Pour celle qui ne dévoile jamais ses textes à ses éditeurs avant qu’ils ne soient achevés, l’écriture de La nuit au cœur, son nouvel ouvrage, fut particulièrement difficile. Un travail long de quatre ans, ou presque, entre les recherches entamées en 2021 et l’écriture pure qui elle, prend forme à partir de 2024. Une écriture faite de silences, de doutes, nichée au cœur d’une nuit qui, pour deux des femmes qui habitent ce livre, ne verra plus jamais l’aube se lever. Que reste-t-il alors d’autre à faire, qu’écrire ?
Vogue. Dans La nuit au cœur, comme dans Tropique de la violence, vous commencez vos récits par des personnages qui n’en sont pas le centre. Pourquoi ?
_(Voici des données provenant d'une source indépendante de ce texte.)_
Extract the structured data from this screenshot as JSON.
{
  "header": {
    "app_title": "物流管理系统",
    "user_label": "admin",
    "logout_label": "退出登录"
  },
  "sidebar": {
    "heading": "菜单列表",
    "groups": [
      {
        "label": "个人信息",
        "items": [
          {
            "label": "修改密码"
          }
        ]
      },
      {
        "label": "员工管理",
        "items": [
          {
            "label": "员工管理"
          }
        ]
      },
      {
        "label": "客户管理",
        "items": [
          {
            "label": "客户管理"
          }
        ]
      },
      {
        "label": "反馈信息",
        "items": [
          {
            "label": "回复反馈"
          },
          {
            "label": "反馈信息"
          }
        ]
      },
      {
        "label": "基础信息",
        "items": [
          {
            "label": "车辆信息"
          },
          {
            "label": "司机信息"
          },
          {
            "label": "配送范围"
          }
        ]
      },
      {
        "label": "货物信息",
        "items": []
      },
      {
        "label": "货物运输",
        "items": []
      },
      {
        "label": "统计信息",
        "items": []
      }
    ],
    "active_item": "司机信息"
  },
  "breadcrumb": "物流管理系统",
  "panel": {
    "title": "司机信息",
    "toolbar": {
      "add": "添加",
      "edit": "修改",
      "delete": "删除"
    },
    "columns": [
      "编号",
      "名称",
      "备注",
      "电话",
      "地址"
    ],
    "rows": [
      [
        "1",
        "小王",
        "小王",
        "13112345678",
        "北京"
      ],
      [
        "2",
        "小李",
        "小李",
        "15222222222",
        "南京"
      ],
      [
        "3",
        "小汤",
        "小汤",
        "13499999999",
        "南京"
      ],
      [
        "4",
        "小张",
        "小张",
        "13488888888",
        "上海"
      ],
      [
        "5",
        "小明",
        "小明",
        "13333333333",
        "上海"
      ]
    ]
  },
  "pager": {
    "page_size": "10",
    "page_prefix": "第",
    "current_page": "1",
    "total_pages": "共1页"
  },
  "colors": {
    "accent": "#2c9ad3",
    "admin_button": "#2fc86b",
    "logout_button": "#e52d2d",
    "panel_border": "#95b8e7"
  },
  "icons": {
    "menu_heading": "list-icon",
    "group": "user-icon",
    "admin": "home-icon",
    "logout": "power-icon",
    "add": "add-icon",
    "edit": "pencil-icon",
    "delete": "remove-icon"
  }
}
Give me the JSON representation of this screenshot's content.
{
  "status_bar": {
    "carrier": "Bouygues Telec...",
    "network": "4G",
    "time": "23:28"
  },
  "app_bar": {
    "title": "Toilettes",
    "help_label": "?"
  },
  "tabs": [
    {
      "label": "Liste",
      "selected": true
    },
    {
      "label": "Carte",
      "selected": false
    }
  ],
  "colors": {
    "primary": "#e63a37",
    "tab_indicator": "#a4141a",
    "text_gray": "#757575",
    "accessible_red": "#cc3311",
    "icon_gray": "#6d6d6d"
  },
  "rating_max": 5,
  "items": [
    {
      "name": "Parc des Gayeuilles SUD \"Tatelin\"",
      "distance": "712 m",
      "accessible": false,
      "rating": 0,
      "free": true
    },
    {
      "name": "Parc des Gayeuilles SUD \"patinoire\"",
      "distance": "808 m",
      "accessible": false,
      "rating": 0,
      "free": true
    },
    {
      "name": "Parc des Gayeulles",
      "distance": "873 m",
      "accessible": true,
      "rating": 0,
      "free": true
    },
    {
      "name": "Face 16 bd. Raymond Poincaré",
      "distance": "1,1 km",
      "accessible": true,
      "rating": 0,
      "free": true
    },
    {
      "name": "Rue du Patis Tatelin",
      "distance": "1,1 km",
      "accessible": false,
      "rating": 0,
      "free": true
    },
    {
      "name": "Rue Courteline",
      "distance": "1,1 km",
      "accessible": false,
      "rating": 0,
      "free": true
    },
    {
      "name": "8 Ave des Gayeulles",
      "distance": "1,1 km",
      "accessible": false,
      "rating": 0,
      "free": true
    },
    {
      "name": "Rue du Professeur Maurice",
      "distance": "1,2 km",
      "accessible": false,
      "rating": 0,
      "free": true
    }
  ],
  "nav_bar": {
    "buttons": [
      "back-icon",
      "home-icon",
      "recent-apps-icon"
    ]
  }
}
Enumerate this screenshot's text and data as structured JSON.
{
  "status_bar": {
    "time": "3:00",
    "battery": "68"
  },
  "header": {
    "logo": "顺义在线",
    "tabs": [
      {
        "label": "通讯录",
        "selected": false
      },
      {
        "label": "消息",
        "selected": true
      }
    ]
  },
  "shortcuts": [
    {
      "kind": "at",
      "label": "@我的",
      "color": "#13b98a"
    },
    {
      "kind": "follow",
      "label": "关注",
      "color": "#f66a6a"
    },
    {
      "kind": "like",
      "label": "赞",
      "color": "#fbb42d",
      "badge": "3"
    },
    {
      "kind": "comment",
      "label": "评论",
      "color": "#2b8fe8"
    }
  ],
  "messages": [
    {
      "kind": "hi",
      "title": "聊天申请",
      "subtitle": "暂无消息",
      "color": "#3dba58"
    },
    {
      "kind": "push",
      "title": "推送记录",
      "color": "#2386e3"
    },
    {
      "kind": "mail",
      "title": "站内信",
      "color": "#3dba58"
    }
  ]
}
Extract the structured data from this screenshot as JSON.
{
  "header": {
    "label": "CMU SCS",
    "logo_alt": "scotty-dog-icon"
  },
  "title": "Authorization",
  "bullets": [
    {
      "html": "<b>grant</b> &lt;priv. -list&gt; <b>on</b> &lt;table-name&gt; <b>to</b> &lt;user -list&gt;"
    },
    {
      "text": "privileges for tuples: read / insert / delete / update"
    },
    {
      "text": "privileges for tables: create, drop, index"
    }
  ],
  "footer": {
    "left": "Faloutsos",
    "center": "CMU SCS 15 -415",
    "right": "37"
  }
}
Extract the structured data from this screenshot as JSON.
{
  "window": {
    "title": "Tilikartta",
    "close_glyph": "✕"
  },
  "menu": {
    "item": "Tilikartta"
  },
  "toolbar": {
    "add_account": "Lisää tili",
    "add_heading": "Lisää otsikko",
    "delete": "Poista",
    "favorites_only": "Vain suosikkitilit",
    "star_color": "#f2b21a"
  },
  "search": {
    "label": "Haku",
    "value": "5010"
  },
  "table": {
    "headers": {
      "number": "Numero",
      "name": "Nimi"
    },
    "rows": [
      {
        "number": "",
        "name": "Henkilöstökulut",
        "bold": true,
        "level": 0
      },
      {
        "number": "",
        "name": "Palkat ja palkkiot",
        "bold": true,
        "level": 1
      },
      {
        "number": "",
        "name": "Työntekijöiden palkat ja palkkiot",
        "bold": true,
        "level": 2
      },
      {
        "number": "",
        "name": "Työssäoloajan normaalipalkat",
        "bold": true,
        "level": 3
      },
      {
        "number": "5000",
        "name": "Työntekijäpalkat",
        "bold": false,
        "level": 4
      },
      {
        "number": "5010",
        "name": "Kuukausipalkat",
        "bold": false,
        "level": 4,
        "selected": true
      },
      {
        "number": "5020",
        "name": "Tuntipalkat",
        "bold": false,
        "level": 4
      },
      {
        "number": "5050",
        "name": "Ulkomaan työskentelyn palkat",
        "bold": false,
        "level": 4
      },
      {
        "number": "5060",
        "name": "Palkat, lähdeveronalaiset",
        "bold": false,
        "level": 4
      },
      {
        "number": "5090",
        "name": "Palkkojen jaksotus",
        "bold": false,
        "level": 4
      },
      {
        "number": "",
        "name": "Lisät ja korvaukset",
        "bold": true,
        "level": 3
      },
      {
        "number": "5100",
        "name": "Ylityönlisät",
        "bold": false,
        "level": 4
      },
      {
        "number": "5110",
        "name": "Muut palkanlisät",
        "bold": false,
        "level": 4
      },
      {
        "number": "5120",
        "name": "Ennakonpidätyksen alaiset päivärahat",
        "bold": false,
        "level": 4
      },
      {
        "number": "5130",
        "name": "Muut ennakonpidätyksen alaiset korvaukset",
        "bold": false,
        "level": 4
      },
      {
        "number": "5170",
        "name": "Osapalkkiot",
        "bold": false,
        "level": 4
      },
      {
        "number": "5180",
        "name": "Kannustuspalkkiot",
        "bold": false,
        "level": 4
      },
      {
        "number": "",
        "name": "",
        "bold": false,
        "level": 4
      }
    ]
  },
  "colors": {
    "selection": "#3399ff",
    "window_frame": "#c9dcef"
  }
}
Nathacha Appanah. Je me souviens très bien de l’écriture de Tropique de la violence. La version qui a été publiée, c’est la quatrième version. C’est un livre, pour lequel j’ai fait plusieurs versions sans être totalement satisfaite. Dans les trois premières versions, le personnage central est Marie. Pour moi, elle est le centre du récit. Et quand j’ai eu l’idée de la polyphonie, elle s’est déplacée pour être à un autre endroit que les êtres vivants. Pour La nuit au cœur, c’était différent. Bien sûr, les hommes ne sont pas au centre, ou alors ils le sont parce qu’ils ont donné la mort. Mais je n’ai pas commencé par ce chapitre-là. J’ai commencé l’écriture en 2024, bien que je travaille dessus depuis 2021. J’ai commencé par écrire la partie qui me concerne. Je n’avais pas la première phrase du livre. Et de tous mes livres, celui-ci ne fait pas exception, j’attends la première phrase. Je passe énormément de temps à me documenter, à prendre des notes, à rencontrer du monde… tout ce travail en amont. Parfois, je fais des essais d’écriture, avec une voix particulière, une perspective que j’ai à ce moment-là. Mais au fond de moi, j’attends la première phrase. Quand j’ai commencé à écrire en 2024, j’ai fait ma partie tout en sachant que ce ne serait pas le début, que la première phrase n’était pas arrivée. J’ai imaginé d’abord que c’était important pour moi d’avoir un chapitre avec une mise en place narrative, en tout cas une écriture romanesque. J’aime à penser que je suis d’abord une romancière dont le travail s’articule autour du motif littéraire qui est l’imaginaire. Je ne voulais pas faire l’économie de ces hommes-là, de raconter à grands traits, certainement, qui ils avaient été. Alors la première phrase est arrivée : “Ils ne sont pas entièrement mauvais.” J’ai pensé combien cette phrase-là était vraie. Pendant ces trois années où j’avais appris à les connaître, j’avais remarqué que c’était des hommes qui avaient été aimés. Vous voyez qu’ils ne sont pas nés et n’ont pas grandi dans une sorte de dénuement et de sécheresse affective. Au contraire, ils avaient un père, une mère, des frères, des sœurs, une instruction. Ils ont fait le choix de donner la mort. En écrivant ce chapitre, je voyais bien comment les mettre dans cette pièce-là était un acte de repossession pour reprendre le contrôle.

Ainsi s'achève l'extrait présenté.